Beauty And The Beast 3D

February 8, 2012 by staff 

Beauty And The Beast 3D, I’ve loved Beauty and the Beast for twenty years. My grandmother bought me the VHS when I was a kid, I went to see the IMAX re-release as a teenager, I bought the special edition DVD later that year, then I bought the special edition Blu-ray back in 2010, and have been expecting the 3D version ever since I saw the opening number at Comic-Con back in 2008. I’m not 3D’s champion and Beauty and the Beast doesn’t need a 3D post-conversion. It’s perfect the way it is, but I’m willing to put on a pair of 3D glasses if it means I get to see it on the big screen again. But is it possible to improve upon perfection and if not, does that lower the quality?

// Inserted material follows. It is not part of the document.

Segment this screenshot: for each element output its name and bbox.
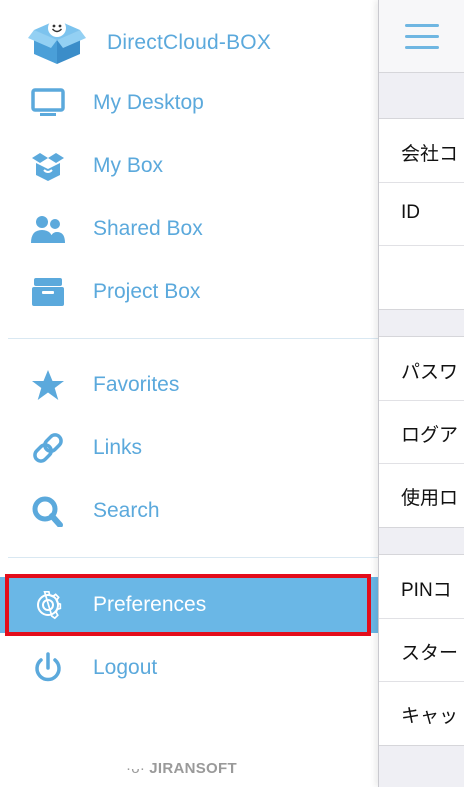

The renaissance of Disney animation (wonderfully shown in the must-see documentary Waking Sleeping Beauty) slowly began to grow after the The Black Cauldron flopped in 1985, and truly blossomed once the studio reached The Little Mermaid in 1989. Some will argue that the renaissance reached its apex in 1994 with The Lion King (re-released in 3D last year), and commercially that’s true. It’s the highest grossing of all the 90s Disney movies, but it’s not the best. The plot is fine but it lacks the grandeur of a storybook tale. The songs are memorable, but they’re not on par with what Alan Menken was able to do with the late, great Howard Ashman on Mermaid and Beauty.

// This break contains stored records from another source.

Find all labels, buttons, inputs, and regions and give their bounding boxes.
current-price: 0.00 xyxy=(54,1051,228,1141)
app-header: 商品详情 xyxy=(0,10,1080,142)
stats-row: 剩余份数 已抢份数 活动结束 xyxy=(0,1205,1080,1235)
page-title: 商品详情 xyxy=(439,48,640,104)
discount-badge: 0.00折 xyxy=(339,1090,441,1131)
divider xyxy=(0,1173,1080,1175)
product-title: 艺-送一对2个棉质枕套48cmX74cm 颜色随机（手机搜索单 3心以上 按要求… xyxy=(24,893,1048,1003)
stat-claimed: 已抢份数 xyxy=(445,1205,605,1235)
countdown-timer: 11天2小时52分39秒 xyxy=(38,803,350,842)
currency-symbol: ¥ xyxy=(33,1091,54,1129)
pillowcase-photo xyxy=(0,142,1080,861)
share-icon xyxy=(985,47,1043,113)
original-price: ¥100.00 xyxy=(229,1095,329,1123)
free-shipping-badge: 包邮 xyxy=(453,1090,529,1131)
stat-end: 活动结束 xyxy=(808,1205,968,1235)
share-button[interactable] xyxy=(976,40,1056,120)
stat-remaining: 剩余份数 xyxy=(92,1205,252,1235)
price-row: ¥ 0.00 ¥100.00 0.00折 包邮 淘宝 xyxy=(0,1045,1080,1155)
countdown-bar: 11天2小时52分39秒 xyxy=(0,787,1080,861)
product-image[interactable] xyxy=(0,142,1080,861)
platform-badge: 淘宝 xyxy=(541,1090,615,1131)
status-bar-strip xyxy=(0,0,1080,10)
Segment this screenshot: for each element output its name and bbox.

After a brief prologue with a wonderful stained-glass exposition a vain prince became the Beast (voiced by Robby Benson), we get the fantastic “Belle”. It’s a number that would be right at home in a stage musical, but the animation adds wonderful sweeping visuals set against a storybook style. The number not only sets up Belle’s character (Paige O’Hara), but perfectly sets up the overall theme and foreshadows what makes the town so oppressive to our heroine. But most of all and most importantly, it’s a wonderful song. Ashman and Menken never talk down to their audience in their lyrics and that’s why the songs have no problem throwing in words like “provincial” and “expectorating”. The visuals and the tone of the song help children understand what’s happening and the adults can appreciate the craft.

There’s also the simple message every kid can take home: people who are ugly on the outside can be good on the inside and people who are beautiful on the outside can be ugly on the inside. As an adult, it’s still interesting to see how the movie approaches the superficial. Exploring that approach may seem ridiculously high-minded for a movie with singing dishware, but when it comes to the human characters, it’s neat to see how the filmmakers approached Belle. The town is baffled by her not because she reads books. They think she’s odd because she’s beautiful and she doesn’t need to spend time developing her mind when there’s a handsome stud like Gaston (Richard White) waiting in the wings.